Re: Application logic and Business logic

From: frebe (fredrik_bertilsson_at_passagen.se)
Date: 02/28/05


Date: 28 Feb 2005 10:07:10 -0800


> The GUI or DB may not disappear. But put yourself back in the early
90s
> before the web was revealed to the unwashed masses. How great it was
for
> those of us with separated logic to easily and quickly front-end our
systems
> with HTML.

I spent (wasted) a number of years with developing "3-tier"
applications that did separate "business" logic from presentation
logic. The problem is that in the applications a worked with
(production control and human resource administration), 70% of the
logic was in the "thin" client. Switching from rich client to HTML
client still was a major task. And the price for this was a real code
bloat. Now I am using data-aware GUI components and is a much more
productive programmer.

> Would you rather your business logic be wrapped-up inside the
dumb-terminal
> code or that it be separated into its own layer?

It is impossible to have a client application with 0% "business logic".
But I agree that you should try to separate as much as possible of the
"business logic" from the client code.

> As far as databases are concerned it may not be that I'll change from
Oracle
> to Sybase, or SQL Server to DB2, but more likely that we'll need to
reorganize
> the database, move some fields, split some tables up, etc.,

Please give an example of a schema change you want to do, that will not
effect your "business logic" (or even presentation logic) too. A lot of
"business logic" is implemented in the database schema.

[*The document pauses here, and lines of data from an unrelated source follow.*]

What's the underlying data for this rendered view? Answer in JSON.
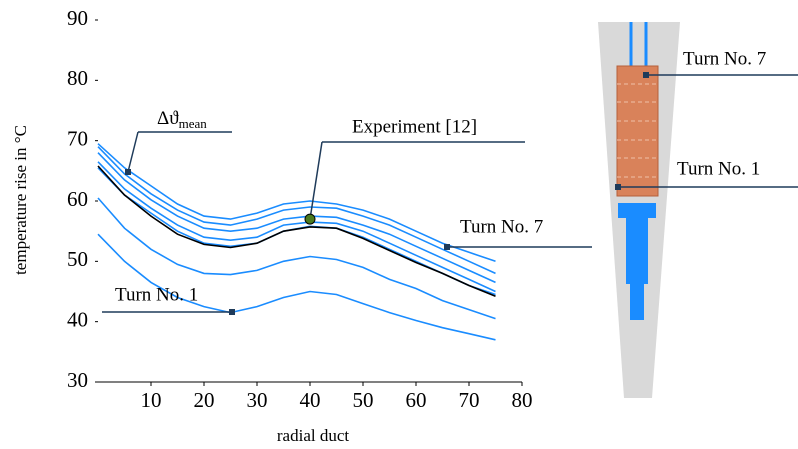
{
  "chart_data": {
    "type": "line",
    "y_label": "temperature rise in °C",
    "x_label": "radial duct",
    "x": [
      0,
      5,
      10,
      15,
      20,
      25,
      30,
      35,
      40,
      45,
      50,
      55,
      60,
      65,
      70,
      75
    ],
    "series": [
      {
        "color": "#1a8cff",
        "values": [
          54.5,
          50,
          46.5,
          44,
          42.5,
          41.5,
          42.5,
          44,
          45,
          44.5,
          43,
          41.5,
          40.2,
          39,
          38,
          37
        ]
      },
      {
        "color": "#1a8cff",
        "values": [
          60.5,
          55.5,
          52,
          49.5,
          48,
          47.8,
          48.5,
          50,
          50.8,
          50.3,
          49,
          47,
          45.5,
          43.5,
          42,
          40.5
        ]
      },
      {
        "color": "#1a8cff",
        "values": [
          65.5,
          61,
          58,
          55,
          53,
          52.5,
          53,
          55,
          55.8,
          55.5,
          54,
          52,
          50,
          48,
          46,
          44.5
        ]
      },
      {
        "color": "#1a8cff",
        "values": [
          66.5,
          62,
          58.8,
          56,
          54,
          53.5,
          54,
          56,
          56.5,
          56.3,
          55,
          53,
          51,
          49,
          47,
          45
        ]
      },
      {
        "color": "#1a8cff",
        "values": [
          68,
          63.5,
          60.2,
          57.5,
          55.5,
          55,
          55.5,
          57,
          57.5,
          57.3,
          56,
          54.5,
          52.5,
          50.5,
          48.5,
          46.5
        ]
      },
      {
        "color": "#1a8cff",
        "values": [
          69,
          64.5,
          61.2,
          58.5,
          56.5,
          56,
          57,
          58.5,
          59,
          58.8,
          57.5,
          56,
          54,
          52,
          50,
          48
        ]
      },
      {
        "color": "#1a8cff",
        "values": [
          69.5,
          65.5,
          62.5,
          59.5,
          57.5,
          57,
          58,
          59.5,
          60,
          59.5,
          58.5,
          57,
          55,
          53,
          51.5,
          50
        ]
      },
      {
        "color": "#000000",
        "values": [
          65.8,
          61,
          57.5,
          54.5,
          52.8,
          52.3,
          53,
          55,
          55.7,
          55.5,
          53.8,
          51.8,
          49.8,
          48,
          46,
          44.2
        ]
      }
    ],
    "experiment": {
      "label": "Experiment [12]",
      "x": 40,
      "y": 57,
      "color": "#4a7a1e"
    },
    "annotations": {
      "mean_symbol": "Δϑ",
      "mean_sub": "mean",
      "turn_low": "Turn No. 1",
      "turn_high": "Turn No. 7"
    },
    "xlim": [
      0,
      80
    ],
    "xticks": [
      10,
      20,
      30,
      40,
      50,
      60,
      70,
      80
    ],
    "ylim": [
      30,
      90
    ],
    "yticks": [
      30,
      40,
      50,
      60,
      70,
      80,
      90
    ]
  },
  "diagram": {
    "top_label": "Turn No. 7",
    "bottom_label": "Turn No. 1"
  }
}
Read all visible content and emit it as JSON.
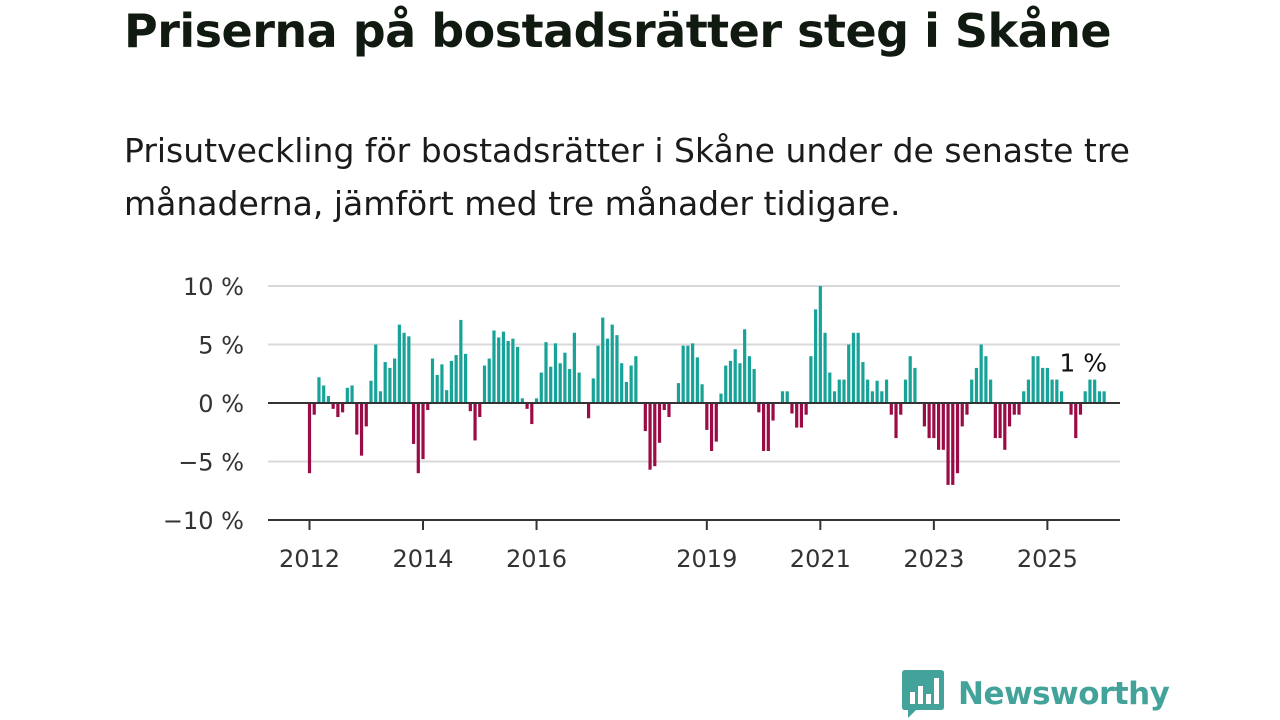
{
  "header": {
    "title": "Priserna på bostadsrätter steg i Skåne",
    "subtitle": "Prisutveckling för bostadsrätter i Skåne under de senaste tre månaderna, jämfört med tre månader tidigare."
  },
  "brand": {
    "name": "Newsworthy",
    "icon": "newsworthy-logo-icon",
    "color": "#43a39b"
  },
  "colors": {
    "positive": "#17a398",
    "negative": "#9b0b45",
    "grid": "#d9d9d9",
    "zero_line": "#333333",
    "text": "#333333"
  },
  "chart_data": {
    "type": "bar",
    "title": "",
    "xlabel": "",
    "ylabel": "",
    "ylim": [
      -10,
      10
    ],
    "y_ticks": [
      10,
      5,
      0,
      -5,
      -10
    ],
    "y_tick_labels": [
      "10 %",
      "5 %",
      "0 %",
      "−5 %",
      "−10 %"
    ],
    "x_tick_labels": [
      "2012",
      "2014",
      "2016",
      "2019",
      "2021",
      "2023",
      "2025"
    ],
    "x_tick_dates": [
      "2012-01",
      "2014-01",
      "2016-01",
      "2019-01",
      "2021-01",
      "2023-01",
      "2025-01"
    ],
    "start_month": "2012-01",
    "grid": true,
    "annotation": {
      "text": "1 %",
      "month": "2025-09",
      "value": 1
    },
    "series": [
      {
        "values": [
          -6,
          -1,
          2.2,
          1.5,
          0.6,
          -0.5,
          -1.2,
          -0.8,
          1.3,
          1.5,
          -2.7,
          -4.5,
          -2,
          1.9,
          5,
          1,
          3.5,
          3,
          3.8,
          6.7,
          6,
          5.7,
          -3.5,
          -6,
          -4.8,
          -0.6,
          3.8,
          2.4,
          3.3,
          1.1,
          3.6,
          4.1,
          7.1,
          4.2,
          -0.7,
          -3.2,
          -1.2,
          3.2,
          3.8,
          6.2,
          5.6,
          6.1,
          5.3,
          5.5,
          4.8,
          0.4,
          -0.5,
          -1.8,
          0.4,
          2.6,
          5.2,
          3.1,
          5.1,
          3.4,
          4.3,
          2.9,
          6,
          2.6,
          0,
          -1.3,
          2.1,
          4.9,
          7.3,
          5.5,
          6.7,
          5.8,
          3.4,
          1.8,
          3.2,
          4,
          0,
          -2.4,
          -5.7,
          -5.4,
          -3.4,
          -0.6,
          -1.2,
          0,
          1.7,
          4.9,
          4.9,
          5.1,
          3.9,
          1.6,
          -2.3,
          -4.1,
          -3.3,
          0.8,
          3.2,
          3.6,
          4.6,
          3.4,
          6.3,
          4,
          2.9,
          -0.8,
          -4.1,
          -4.1,
          -1.5,
          0,
          1,
          1,
          -0.9,
          -2.1,
          -2.1,
          -1,
          4,
          8,
          10,
          6,
          2.6,
          1,
          2,
          2,
          5,
          6,
          6,
          3.5,
          2,
          1,
          1.9,
          1,
          2,
          -1,
          -3,
          -1,
          2,
          4,
          3,
          0,
          -2,
          -3,
          -3,
          -4,
          -4,
          -7,
          -7,
          -6,
          -2,
          -1,
          2,
          3,
          5,
          4,
          2,
          -3,
          -3,
          -4,
          -2,
          -1,
          -1,
          1,
          2,
          4,
          4,
          3,
          3,
          2,
          2,
          1,
          0,
          -1,
          -3,
          -1,
          1,
          2,
          2,
          1,
          1
        ]
      }
    ]
  }
}
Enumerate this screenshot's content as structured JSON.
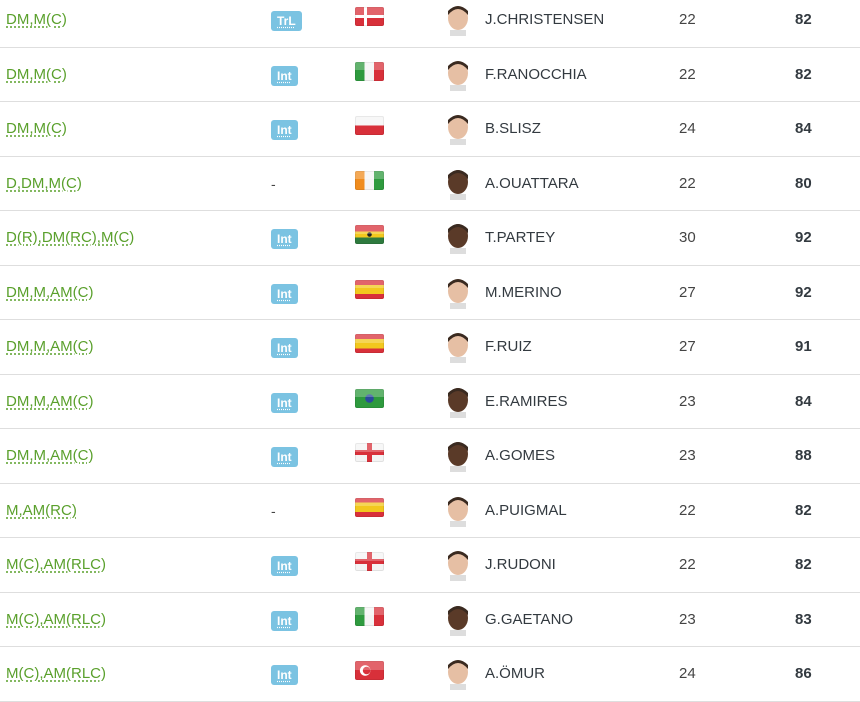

The most common
schema changes is to add columns or tables, and doing this without
changing the rest of the application is a little bit pointless.

> and for the
> business layer to have hardwired itself to a specific table layout is
nearly
> as restrictive as mixing business and UI logic.
Why? Do you have some motivation for this?

> Better to treat the database as a huge object that hides its data
(table,
> rows, fields, organization, syntax, etc.) behind methods (stored
procedures)
> which are the only way to transact with it.
Using stored procedures will make you database vendor dependent. The
most important customer demand today is database independence. This
approach will also force you to write 1-10 stored procedures for every
table. This is a real code bloat. Besides, you will disable the
programmers to take real advantage of the functionality in a database.